Date truncation syntax varies by engine; assume order_date is already present or derive it with your engine’s date function.

WITH daily AS (
	SELECT
		order_date,
		SUM(total_amount) AS revenue
	FROM orders
	WHERE status = 'paid'
	GROUP BY order_date
)
SELECT
	order_date,
	revenue,
	SUM(revenue) OVER (
		ORDER BY order_date
		ROWS BETWEEN 6 PRECEDING AND CURRENT ROW
	) AS revenue_7d
FROM daily;

This is seven rows, not necessarily seven calendar days if dates are missing. For strict calendar windows, join to a date spine first.

3. What is the difference between ROWS and RANGE window frames?
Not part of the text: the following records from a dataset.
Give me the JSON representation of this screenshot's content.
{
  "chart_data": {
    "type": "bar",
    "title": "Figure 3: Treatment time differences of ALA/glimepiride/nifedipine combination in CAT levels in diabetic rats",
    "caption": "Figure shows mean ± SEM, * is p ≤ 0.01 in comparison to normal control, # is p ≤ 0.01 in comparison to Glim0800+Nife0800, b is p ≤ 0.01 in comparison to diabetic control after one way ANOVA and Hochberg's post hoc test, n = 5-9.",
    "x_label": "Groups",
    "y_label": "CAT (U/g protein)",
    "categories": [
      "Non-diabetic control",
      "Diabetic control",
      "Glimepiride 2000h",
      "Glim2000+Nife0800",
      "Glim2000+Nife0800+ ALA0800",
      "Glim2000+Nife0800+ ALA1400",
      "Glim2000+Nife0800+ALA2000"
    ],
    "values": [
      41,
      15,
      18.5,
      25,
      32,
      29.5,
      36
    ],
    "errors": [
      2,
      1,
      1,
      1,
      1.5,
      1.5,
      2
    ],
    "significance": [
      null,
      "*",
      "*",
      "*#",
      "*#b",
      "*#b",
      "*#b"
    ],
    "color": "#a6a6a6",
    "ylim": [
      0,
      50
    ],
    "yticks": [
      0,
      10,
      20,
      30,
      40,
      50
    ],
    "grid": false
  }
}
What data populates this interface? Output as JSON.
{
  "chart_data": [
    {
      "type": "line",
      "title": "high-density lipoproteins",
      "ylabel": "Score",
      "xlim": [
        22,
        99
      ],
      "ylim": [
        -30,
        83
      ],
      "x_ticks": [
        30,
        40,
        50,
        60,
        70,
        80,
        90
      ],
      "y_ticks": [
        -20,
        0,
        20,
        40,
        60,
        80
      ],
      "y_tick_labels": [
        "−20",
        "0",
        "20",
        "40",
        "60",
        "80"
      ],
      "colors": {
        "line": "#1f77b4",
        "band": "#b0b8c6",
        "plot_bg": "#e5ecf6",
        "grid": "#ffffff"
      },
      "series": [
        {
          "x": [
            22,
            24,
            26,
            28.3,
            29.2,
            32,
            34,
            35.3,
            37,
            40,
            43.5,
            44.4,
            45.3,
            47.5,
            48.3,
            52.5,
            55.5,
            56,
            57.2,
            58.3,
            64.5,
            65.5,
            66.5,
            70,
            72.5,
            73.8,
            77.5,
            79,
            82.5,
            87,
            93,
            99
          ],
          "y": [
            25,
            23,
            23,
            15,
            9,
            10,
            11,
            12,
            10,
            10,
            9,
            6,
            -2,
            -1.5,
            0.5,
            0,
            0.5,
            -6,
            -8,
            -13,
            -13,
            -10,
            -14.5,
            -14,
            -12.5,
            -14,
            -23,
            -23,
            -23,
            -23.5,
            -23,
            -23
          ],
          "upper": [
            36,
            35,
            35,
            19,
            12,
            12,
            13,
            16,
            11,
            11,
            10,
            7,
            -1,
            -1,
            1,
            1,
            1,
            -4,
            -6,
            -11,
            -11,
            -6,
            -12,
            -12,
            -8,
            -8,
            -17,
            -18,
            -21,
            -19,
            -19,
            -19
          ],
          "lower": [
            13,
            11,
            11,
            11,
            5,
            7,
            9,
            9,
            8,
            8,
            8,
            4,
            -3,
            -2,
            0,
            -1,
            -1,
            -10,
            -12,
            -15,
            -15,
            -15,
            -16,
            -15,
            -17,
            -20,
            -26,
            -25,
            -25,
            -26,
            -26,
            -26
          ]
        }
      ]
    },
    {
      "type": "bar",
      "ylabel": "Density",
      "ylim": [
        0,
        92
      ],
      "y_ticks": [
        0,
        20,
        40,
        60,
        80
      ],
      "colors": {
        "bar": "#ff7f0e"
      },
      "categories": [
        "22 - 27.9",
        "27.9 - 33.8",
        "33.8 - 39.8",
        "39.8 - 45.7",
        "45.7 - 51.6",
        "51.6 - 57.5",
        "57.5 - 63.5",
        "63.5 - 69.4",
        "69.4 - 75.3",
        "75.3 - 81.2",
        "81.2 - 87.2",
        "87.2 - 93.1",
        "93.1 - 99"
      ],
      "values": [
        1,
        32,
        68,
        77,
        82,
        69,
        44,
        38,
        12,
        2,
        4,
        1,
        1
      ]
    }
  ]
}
ROWS counts physical rows relative to the current row. RANGE groups peers by order-key value and uses value ranges. With duplicate timestamps or prices, RANGE can include more rows than expected. Use explicit ROWS when you need row-count behavior.

4. Top 3 products by revenue per category.
WITH product_revenue AS (
	SELECT
		p.category,
		oi.product_id,
		SUM(oi.quantity * oi.unit_price) AS revenue
	FROM order_items oi
	JOIN products p
		ON p.product_id = oi.product_id
	GROUP BY p.category, oi.product_id
),
ranked AS (
	SELECT
		*,
		DENSE_RANK() OVER (
			PARTITION BY category
			ORDER BY revenue DESC
		) AS revenue_rank
	FROM product_revenue
)
SELECT category, product_id, revenue
FROM ranked
WHERE revenue_rank <= 3;

Use DENSE_RANK if tied products should all be included. Use ROW_NUMBER if exactly three rows per category are required.